Even that wouldn’t matter if he succeeded in his other goal. “I doubt that.”
16
Ciara
The draasin are not native to either Rens or Ter. For years, they were reclusive, rarely seen. The start of the war changed much, not the least the frequency of draasin sightings in both lands.
—Lren Atunal, Cardinal of the College of Scholars
Heat shimmered from the expanse of the waste, rising up like some massive cloud, leaving a haze that was more than simply dust hanging in the hot, stagnant wind. Ciara glanced over at Fas, checking to determine how he handled the crossing, but saw nothing on his face that gave her worry. Only his fluttering pulse told her that he wasn’t as well as he claimed.
She shifted her shaisa veil, making sure to create a tighter seal over her mouth. Already, she struggled to keep the dust from filling the veil and the sand from creeping down through her elouf, no matter how tightly she might cinch it closed.
Fas took another quick swig from his waterskin. Ciara noted how little water remained in the skin and knew that she’d need to conserve her water in case he needed it. She felt the steady increase in her pulse and the dry flush that worked up her neck. If she started sweating, they would need to turn back. Continuing forward when she already showed signs of the heat would only put them at risk.
“I still don’t sense it,” Fas said. In spite of all the water he’d drunk, his voice was hoarse, and he coughed to clear it. He might claim that he felt better, but Ciara knew how hard he struggled.
“We can return to the others,” she suggested.
“Not without making certain that we’re leading the people in the right direction.”
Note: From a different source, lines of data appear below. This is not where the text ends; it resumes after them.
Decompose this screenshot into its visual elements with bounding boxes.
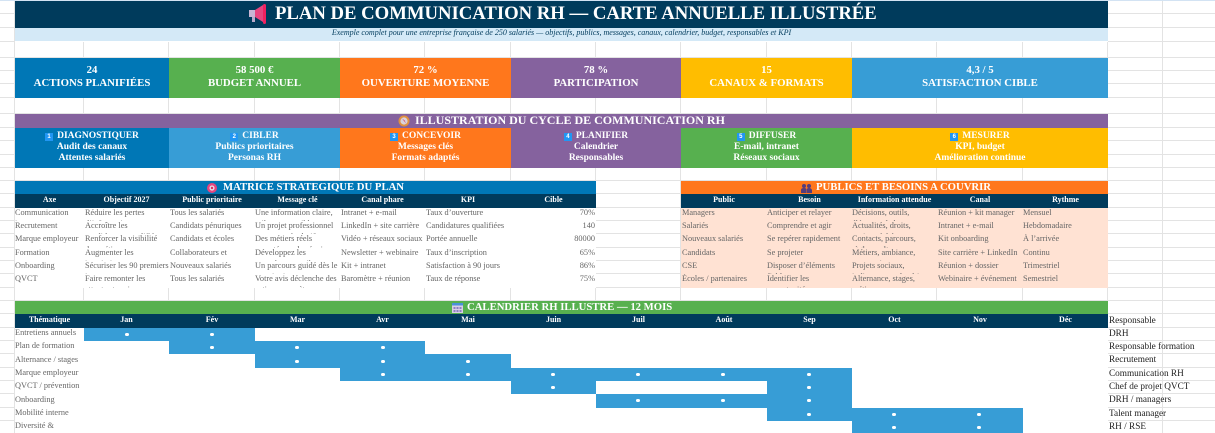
row: recrutement: Recrutement: [15, 221, 57, 230]
row: communication interne: Taux d’ouverture: [426, 208, 483, 217]
table header: publics: Canal: [970, 195, 990, 204]
heading: cycle de communication: [15, 114, 1108, 128]
responsable column: Responsable formation: [1109, 342, 1195, 352]
row: écoles et partenaires: Webinaire + événement: [938, 274, 1017, 283]
row: recrutement: 140: [583, 221, 595, 230]
KPI: ouverture moyenne: 72 %: [413, 64, 438, 76]
icon: compass: [398, 116, 410, 126]
month labels: Fév: [206, 315, 218, 324]
row: marque employeur: 80000: [574, 234, 595, 243]
row: onboarding: Onboarding: [15, 261, 55, 270]
row: onboarding: 86%: [580, 261, 595, 270]
row: managers: Anticiper et relayer: [767, 208, 832, 217]
responsable column: DRH: [1109, 329, 1129, 339]
KPI: actions planifiées: [15, 58, 169, 98]
step 4: planifier: [511, 128, 681, 168]
row: nouveaux salariés: Kit onboarding: [938, 234, 988, 243]
month labels: Thématique: [29, 315, 70, 324]
step 6: mesurer: MESURER: [962, 130, 1010, 140]
heading: matrice stratégique: [15, 181, 596, 194]
theme labels: Entretiens annuels: [15, 328, 76, 337]
row: communication interne: 70%: [580, 208, 595, 217]
icon: calendar: [452, 303, 463, 313]
row: candidats: Se projeter: [767, 248, 803, 257]
panel: matrice stratégique: [15, 181, 596, 288]
title: [15, 1, 1108, 28]
step 2: cibler: Personas RH: [228, 153, 281, 163]
row: onboarding: Nouveaux salariés: [170, 261, 231, 270]
step 4: planifier: 4: [566, 134, 570, 140]
step 2: cibler: [169, 128, 340, 168]
step 1: diagnostiquer: Audit des canaux: [57, 142, 127, 152]
step 3: concevoir: CONCEVOIR: [402, 130, 461, 140]
row: QVCT: 75%: [580, 274, 595, 283]
responsable column: [1109, 316, 1195, 432]
KPI: participation: 78 %: [584, 64, 608, 76]
KPI: budget annuel: [169, 58, 340, 98]
KPI: ouverture moyenne: OUVERTURE MOYENNE: [362, 77, 489, 89]
row: QVCT: QVCT: [15, 274, 38, 283]
row: managers: [682, 208, 1052, 221]
row: QVCT: Baromètre + réunion: [341, 274, 410, 283]
row: CSE: Trimestriel: [1023, 261, 1060, 270]
panel: publics et besoins: [681, 181, 1108, 288]
panel: calendrier: [15, 314, 1108, 433]
KPI: canaux et formats: [681, 58, 852, 98]
responsable column: Chef de projet QVCT: [1109, 382, 1189, 392]
row: écoles et partenaires: [682, 274, 1058, 288]
heading: matrice stratégique: MATRICE STRATEGIQUE DU PLAN: [223, 181, 404, 193]
row: candidats: Continu: [1023, 248, 1050, 257]
table header: matrice: Public prioritaire: [182, 195, 242, 204]
responsable column: RH / RSE: [1109, 422, 1146, 432]
responsable column: Communication RH: [1109, 369, 1184, 379]
row: onboarding: Satisfaction à 90 jours: [426, 261, 500, 270]
theme labels: QVCT / prévention: [15, 381, 79, 390]
row: candidats: Site carrière + LinkedIn: [938, 248, 1018, 257]
row: communication interne: Tous les salariés: [170, 208, 224, 217]
row: nouveaux salariés: À l’arrivée: [1023, 234, 1059, 243]
row: managers: Mensuel: [1023, 208, 1052, 217]
row: candidats: [682, 248, 1050, 261]
step 3: concevoir: 3: [392, 134, 396, 140]
month labels: Avr: [376, 315, 389, 324]
step 5: diffuser: Réseaux sociaux: [733, 153, 800, 163]
row: formation: Newsletter + webinaire: [341, 248, 418, 257]
responsable column: Talent manager: [1109, 409, 1166, 419]
row: communication interne: Intranet + e-mail: [341, 208, 397, 217]
step 1: diagnostiquer: [15, 128, 169, 168]
month labels: Juin: [546, 315, 561, 324]
month labels: Mai: [461, 315, 475, 324]
theme labels: [15, 328, 80, 433]
KPI: satisfaction cible: [852, 58, 1108, 98]
KPI: participation: PARTICIPATION: [554, 77, 638, 89]
KPI: actions planifiées: 24: [87, 64, 97, 76]
row: candidats: Candidats: [682, 248, 715, 257]
row: QVCT: Taux de réponse: [426, 274, 480, 283]
step 5: diffuser: 5: [739, 134, 742, 140]
table header: matrice: KPI: [461, 195, 475, 204]
heading: calendrier: [15, 301, 1108, 314]
table header: publics: Information attendue: [858, 195, 931, 204]
row: salariés: Hebdomadaire: [1023, 221, 1072, 230]
responsable column: Responsable: [1109, 316, 1156, 326]
step 6: mesurer: KPI, budget: [955, 142, 1005, 152]
theme labels: Plan de formation: [15, 341, 74, 350]
step 6: mesurer: 6: [953, 134, 956, 140]
title: PLAN DE COMMUNICATION RH — CARTE ANNUELLE ILLUSTRÉE: [275, 3, 877, 24]
step 3: concevoir: Formats adaptés: [392, 153, 459, 163]
row: marque employeur: Candidats et écoles: [170, 234, 234, 243]
step 4: planifier: Calendrier: [574, 142, 618, 152]
step 1: diagnostiquer: DIAGNOSTIQUER: [57, 130, 139, 140]
step 1: diagnostiquer: Attentes salariés: [59, 153, 125, 163]
row: écoles et partenaires: Écoles / partenaires: [682, 274, 747, 283]
heading: publics et besoins: PUBLICS ET BESOINS A COUVRIR: [816, 181, 991, 193]
row: formation: Taux d’inscription: [426, 248, 487, 257]
row: onboarding: [15, 261, 595, 274]
month labels: Juil: [632, 315, 645, 324]
heading: calendrier: CALENDRIER RH ILLUSTRE — 12 MOIS: [467, 301, 672, 313]
row: CSE: Réunion + dossier: [938, 261, 998, 270]
month labels: Oct: [888, 315, 901, 324]
row: marque employeur: Marque employeur: [15, 234, 78, 243]
KPI: satisfaction cible: SATISFACTION CIBLE: [922, 77, 1038, 89]
month labels: Sep: [803, 315, 816, 324]
step 6: mesurer: Amélioration continue: [934, 153, 1026, 163]
row: CSE: CSE: [682, 261, 697, 270]
step 5: diffuser: DIFFUSER: [749, 130, 796, 140]
row: managers: Réunion + kit manager: [938, 208, 1014, 217]
month labels: Jan: [120, 315, 133, 324]
row: écoles et partenaires: Semestriel: [1023, 274, 1058, 283]
row: formation: [15, 248, 595, 261]
row: CSE: [682, 261, 1060, 274]
table header: matrice: [15, 194, 596, 208]
KPI: actions planifiées: ACTIONS PLANIFIÉES: [34, 77, 150, 89]
step 4: planifier: Responsables: [569, 153, 623, 163]
step 3: concevoir: [340, 128, 511, 168]
row: QVCT: [15, 274, 595, 288]
theme labels: Onboarding: [15, 395, 55, 404]
row: marque employeur: Vidéo + réseaux sociaux: [341, 234, 422, 243]
table header: matrice: Message clé: [277, 195, 318, 204]
table header: publics: Public: [713, 195, 735, 204]
row: marque employeur: Portée annuelle: [426, 234, 477, 243]
row: QVCT: Tous les salariés: [170, 274, 224, 283]
row: formation: Formation: [15, 248, 50, 257]
table header: publics: Rythme: [1052, 195, 1079, 204]
subtitle: [15, 28, 1108, 41]
row: recrutement: Candidats pénuriques: [170, 221, 242, 230]
responsable column: Recrutement: [1109, 355, 1156, 365]
row: salariés: [682, 221, 1072, 234]
KPI: satisfaction cible: 4,3 / 5: [966, 64, 994, 76]
row: formation: 65%: [580, 248, 595, 257]
theme labels: Mobilité interne: [15, 408, 69, 417]
table header: publics: [681, 194, 1108, 208]
step 2: cibler: 2: [233, 134, 236, 140]
subtitle: Exemple complet pour une entreprise française de 250 salariés — objectifs, publics, messages, canaux, calendrier, budget, responsables et KPI: [332, 28, 791, 37]
step 5: diffuser: [681, 128, 852, 168]
step 2: cibler: CIBLER: [242, 130, 279, 140]
calendar header: [15, 314, 1108, 328]
step 5: diffuser: E-mail, intranet: [734, 142, 799, 152]
row: managers: Managers: [682, 208, 715, 217]
month labels: Mar: [290, 315, 305, 324]
step 3: concevoir: Messages clés: [398, 142, 453, 152]
step 6: mesurer: [852, 128, 1108, 168]
heading: publics et besoins: [681, 181, 1108, 194]
KPI: canaux et formats: 15: [761, 64, 772, 76]
KPI: ouverture moyenne: [340, 58, 511, 98]
row: recrutement: LinkedIn + site carrière: [341, 221, 419, 230]
row: salariés: Salariés: [682, 221, 708, 230]
table header: matrice: Objectif 2027: [104, 195, 150, 204]
KPI: budget annuel: BUDGET ANNUEL: [208, 77, 301, 89]
row: nouveaux salariés: [682, 234, 1059, 248]
row: nouveaux salariés: Se repérer rapidement: [767, 234, 840, 243]
icon: target: [207, 183, 217, 193]
month labels: Déc: [1059, 315, 1072, 324]
month labels: Août: [716, 315, 732, 324]
row: onboarding: Kit + intranet: [341, 261, 386, 270]
icon: megaphone: [249, 4, 266, 24]
row: salariés: Comprendre et agir: [767, 221, 832, 230]
responsable column: DRH / managers: [1109, 395, 1171, 405]
table header: publics: Besoin: [798, 195, 821, 204]
step 1: diagnostiquer: 1: [47, 134, 51, 140]
row: salariés: Intranet + e-mail: [938, 221, 994, 230]
table header: matrice: Axe: [43, 195, 56, 204]
month labels: Nov: [973, 315, 987, 324]
KPI: participation: [511, 58, 681, 98]
table header: matrice: Cible: [544, 195, 563, 204]
theme labels: Marque employeur: [15, 368, 78, 377]
theme labels: Alternance / stages: [15, 355, 78, 364]
row: communication interne: [15, 208, 595, 221]
month labels: [29, 315, 1072, 324]
step 4: planifier: PLANIFIER: [576, 130, 628, 140]
KPI: canaux et formats: CANAUX & FORMATS: [709, 77, 824, 89]
row: recrutement: Candidatures qualifiées: [426, 221, 504, 230]
table header: matrice: Canal phare: [361, 195, 404, 204]
row: marque employeur: [15, 234, 595, 248]
icon: people: [801, 184, 812, 193]
step 2: cibler: Publics prioritaires: [215, 142, 294, 152]
row: nouveaux salariés: Nouveaux salariés: [682, 234, 743, 243]
row: recrutement: [15, 221, 595, 234]
KPI: budget annuel: 58 500 €: [236, 64, 273, 76]
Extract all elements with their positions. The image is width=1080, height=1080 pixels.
They had been sent to scout ahead. Ciara had volunteered, thinking to protect Fas from this, but he had stubbornly made it clear that he would go with her. As nya’shin, he had the right to demand to go with her; only, he wasn’t well enough yet. Still, Ciara had been thankful for his presence as they made their way across the shifting dunes. The sand made it difficult to gauge direction, and Fas seemed to have a compass burned into his mind, always guiding them.